Teaching and Learning Focus
In earlier investigations in this soil unit, students mostly focused on the inorganic parts of the soil profile. In this investigation, students will observe some of the living things in soil.
For each group of four students:
- hand lenses
- plastic tweezers
- flat wooden sticks
- small plastic cups
- 3 foam trays
- markers to label trays
- non-latex disposable gloves
- newspapers to cover tables
- posterboard to make a soil organism web
- samples of freshly dug garden soil containing earthworms and other organic items
This investigation is considered generally safe to do with students, but they should wear non-latex disposable globes and must wash their hands when they finish. As always, please review the investigation for your specific setting, materials, students, and conventional safety precautions.
Setting the Scene
To set the scene, bring in a soil sample that includes several earthworms and other visible organisms (including plant material such as roots). While students look at the new sample, tell them that their task will be to find clues that there are both living things and recently living things in the sample.
Presenting the Investigation Question
After the scene is set, introduce your students to the investigation question: “What lives in the soil?”
Tell your students that they will be investigating this question and that at the end of their investigations, they will be able to provide reliable answers.
Have your students brainstorm ideas about how this investigation question could be investigated.
- Design an experiment that could be used to test the investigation question.
- What materials would be needed?
- What would you have to do?
- What would be measured?
- How long would the experiment take?
Assessing What Your Students Already Know
Have students think about the material that floated on the top of the water when they separated soil in an earlier investigation. What did they notice when they observed the floating material? [It looked like pieces of wood, leaves, etc.]

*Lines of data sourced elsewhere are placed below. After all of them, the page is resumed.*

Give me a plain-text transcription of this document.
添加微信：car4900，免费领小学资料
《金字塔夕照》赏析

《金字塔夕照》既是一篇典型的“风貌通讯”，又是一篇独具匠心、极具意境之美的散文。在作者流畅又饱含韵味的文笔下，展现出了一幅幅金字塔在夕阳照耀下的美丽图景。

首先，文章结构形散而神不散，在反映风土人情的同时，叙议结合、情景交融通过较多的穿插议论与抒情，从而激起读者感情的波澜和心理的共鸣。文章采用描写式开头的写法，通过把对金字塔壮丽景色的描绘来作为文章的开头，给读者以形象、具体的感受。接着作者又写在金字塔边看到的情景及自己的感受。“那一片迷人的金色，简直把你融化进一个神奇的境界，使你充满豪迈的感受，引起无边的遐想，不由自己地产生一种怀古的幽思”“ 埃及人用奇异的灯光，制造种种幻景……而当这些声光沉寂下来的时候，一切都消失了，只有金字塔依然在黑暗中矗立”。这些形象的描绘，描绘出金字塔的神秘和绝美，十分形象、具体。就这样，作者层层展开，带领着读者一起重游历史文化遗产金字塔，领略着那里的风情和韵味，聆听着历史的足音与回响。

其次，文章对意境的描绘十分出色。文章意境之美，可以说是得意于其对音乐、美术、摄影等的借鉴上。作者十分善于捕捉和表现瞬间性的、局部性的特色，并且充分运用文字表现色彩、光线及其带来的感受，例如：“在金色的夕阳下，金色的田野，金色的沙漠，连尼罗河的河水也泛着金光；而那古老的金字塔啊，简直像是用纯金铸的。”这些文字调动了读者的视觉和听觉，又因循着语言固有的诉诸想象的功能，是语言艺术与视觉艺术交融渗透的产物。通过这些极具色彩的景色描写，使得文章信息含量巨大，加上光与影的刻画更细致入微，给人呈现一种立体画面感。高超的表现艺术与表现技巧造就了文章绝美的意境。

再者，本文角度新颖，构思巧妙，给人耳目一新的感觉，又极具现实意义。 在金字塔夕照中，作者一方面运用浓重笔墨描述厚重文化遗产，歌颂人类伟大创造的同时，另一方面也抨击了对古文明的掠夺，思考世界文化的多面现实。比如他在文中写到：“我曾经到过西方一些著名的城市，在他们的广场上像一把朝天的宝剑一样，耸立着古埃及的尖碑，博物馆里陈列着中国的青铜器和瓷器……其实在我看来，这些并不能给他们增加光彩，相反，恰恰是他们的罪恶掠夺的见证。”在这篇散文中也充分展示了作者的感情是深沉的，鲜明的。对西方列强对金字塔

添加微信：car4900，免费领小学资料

Ask students to suggest the names of organisms that live in the soil. Plants will be the most obvious. Ask them if they have ever noticed other things growing in and moving around in the soil. What do they think animals moving in the soil would find to eat? Ask them if they think that the animals and plants that live in the soil are good or bad for the soil. [Students might think that insects and worms harm the plants growing there.]
Exploring the Concept
- Hand out a set of supplies to each student group. Ask them to label their foam trays as “Animal”, “Plant” and “Not Sure”.
- Cover each work table with newspapers, and place a mound of freshly dug soil from a mature garden or woodlot in the center of the table.
- Tell the students that they will have a certain amount of time (20 minutes or more, if possible) to examine the soil sample and remove traces or actual living things from the sample. As they take out each item, they should place the item on the foam tray on which they think the item belongs.
- Demonstrate by teasing out a bit of soil in which you find a bit of leaf material. Place it on the tray marked “Plant”. If living animals are present in the sample, students may place them directly on the animal tray, or the may capture them in the small plastic cups for temporary viewing.
- When students are finished investigating their soil samples, ask them to bring their findings to a front table and group the trays. Ask students to help each other to move “Not Sure” items to either the plant or animal trays. What category is represented by most of the material? [plants]
- On a journal page, ask students to describe the activity. Ask them to write down what features helped them to identify small bits of material as either plant or animal.
Applying Students' Understanding
Suggest that students make a poster display showing the web of living things that they found in their soil samples and how they think these are related to one another. To do this, they will need to find more information about the various types of life found in the soil community. You might assign research topics to each group, e.g. “Find out what kinds of insects live in the soil and what they do for the soil community.”
Revisiting Investigation Question 5
Complete this investigation by asking your students to reflect on the investigation question and how their answers may have changed as a result of what they have learned. Ask them why they think it’s important to know what living things are in soil. Remind the students that many different soil organisms benefit the soil by aerating it and adding nutrients.
Soil organisms come in all shapes and sizes—microscopic forms include varieties of bacteria, fungi, algae, and protozoa; macroscopic forms include insects, worms, and even burrowing mammals and reptiles. Students will be surprised to hear that there are many more living things in the soil than those they found while examining their samples. In fact, healthy soil is loaded with life. One estimate is that a hectare of soil supports about 20,000 kilograms of living things, approximately equal to the weight of 40 horses. (Non-living organic matter is present at about 20 times this amount!)
But if we can’t see these living things, how do we know they are there? In fact, their presence can be detected by many of the clues they leave behind as they go about their activities. Like nearly all living things, soil organisms provide an important chemical clue that they are alive and breathing. They exhale or simply give off the chemical carbon dioxide—a chemical that is easily detected in water by use of an indicator. The more carbon dioxide present, the more living things are present in the soil.